UPDATED: Edward Snowden, the former employee of the US National Security Agency (NSA) who exposed systematic and illegal surveillance of world leaders and US citizens, has attracted Nobel Peace Prize nominations because he’s a “hero,” claim his supporters. Oslo newspaper Aftenposten joined them over the weekend, in an editorial calling such a prize “bold, controversial but in our opinion, the right choice.”
The newspaper, in an editorial on Saturday, compared Snowden to “Carl von Ossietzky, Andrei Sakharov, Lech Walesa, Desmond Tutu and Liu Xiaobo,” as an “American dissident” who stood up against authority and power in his own country. They are all, according to Aftenposten, “enlightening examples of individuals who bravely protested assaults by authorities. History has proved them right.”
What’s special about Snowden, Aftenposten wrote, is that the assaults he revealed occurred “in a democratic country that we would never compare to authoritarian regimes like China or the former Soviet Union.” Snowden’s disclosures, however, revealed that power subcultures can also develop in democratic countries, break laws and violate the rights of ordinary citizens.”

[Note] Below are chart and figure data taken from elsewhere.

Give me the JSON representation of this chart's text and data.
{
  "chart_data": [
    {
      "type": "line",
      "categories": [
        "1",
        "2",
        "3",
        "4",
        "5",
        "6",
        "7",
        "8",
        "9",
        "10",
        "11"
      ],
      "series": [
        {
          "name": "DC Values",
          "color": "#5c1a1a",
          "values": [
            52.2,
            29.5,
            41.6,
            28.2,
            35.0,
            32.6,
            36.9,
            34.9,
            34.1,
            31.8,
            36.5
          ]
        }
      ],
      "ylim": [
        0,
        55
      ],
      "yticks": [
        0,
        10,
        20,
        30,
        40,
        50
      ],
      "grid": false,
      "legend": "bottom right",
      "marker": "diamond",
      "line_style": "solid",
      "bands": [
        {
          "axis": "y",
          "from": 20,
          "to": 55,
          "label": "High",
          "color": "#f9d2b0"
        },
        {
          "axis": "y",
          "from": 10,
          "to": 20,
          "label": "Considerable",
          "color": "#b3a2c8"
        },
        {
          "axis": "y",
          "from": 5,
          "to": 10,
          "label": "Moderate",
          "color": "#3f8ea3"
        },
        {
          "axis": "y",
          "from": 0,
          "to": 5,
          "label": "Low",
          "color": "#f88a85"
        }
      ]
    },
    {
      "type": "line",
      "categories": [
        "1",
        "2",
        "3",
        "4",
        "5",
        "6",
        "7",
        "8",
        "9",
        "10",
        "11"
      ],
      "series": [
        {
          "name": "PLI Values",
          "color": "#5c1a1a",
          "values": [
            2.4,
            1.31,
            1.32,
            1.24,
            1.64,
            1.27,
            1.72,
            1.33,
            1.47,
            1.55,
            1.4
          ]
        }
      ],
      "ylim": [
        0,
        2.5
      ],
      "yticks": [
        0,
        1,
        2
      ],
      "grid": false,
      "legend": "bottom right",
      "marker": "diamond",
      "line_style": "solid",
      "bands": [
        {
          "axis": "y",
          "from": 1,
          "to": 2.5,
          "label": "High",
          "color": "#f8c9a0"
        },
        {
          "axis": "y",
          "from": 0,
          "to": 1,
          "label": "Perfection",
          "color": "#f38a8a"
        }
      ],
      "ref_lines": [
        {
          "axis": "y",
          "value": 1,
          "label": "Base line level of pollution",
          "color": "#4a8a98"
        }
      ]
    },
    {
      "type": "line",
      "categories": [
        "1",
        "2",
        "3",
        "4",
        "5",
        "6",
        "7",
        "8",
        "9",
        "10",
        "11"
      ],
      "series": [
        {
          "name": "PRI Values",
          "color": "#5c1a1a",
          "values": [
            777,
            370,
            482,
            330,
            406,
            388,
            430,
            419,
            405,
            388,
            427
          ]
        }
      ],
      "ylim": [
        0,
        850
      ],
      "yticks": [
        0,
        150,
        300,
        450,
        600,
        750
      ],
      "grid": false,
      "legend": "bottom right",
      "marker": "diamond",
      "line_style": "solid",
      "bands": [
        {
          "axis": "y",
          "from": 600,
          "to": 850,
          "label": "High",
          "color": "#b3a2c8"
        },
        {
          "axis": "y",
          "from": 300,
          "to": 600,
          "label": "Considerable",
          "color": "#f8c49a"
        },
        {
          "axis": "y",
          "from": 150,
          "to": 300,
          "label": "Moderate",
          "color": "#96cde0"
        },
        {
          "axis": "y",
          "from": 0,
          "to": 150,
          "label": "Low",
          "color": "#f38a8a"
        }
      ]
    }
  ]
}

Aftenposten’s assertions were published just before Daniel Ellsberg, the former US military analyst who leaked the Pentagon Papers to the New York Times, told Oslo newspaper Dagsavisen on Monday that he also considers Snowden a “hero, who has done more for the constitution and the rule of law than most.” Dagsavisen also editorialized in favour of a Nobel Peace Prize for Snowden on Tuesday. The Nobel Peace Prize for 2014 will be announced in Oslo in early October.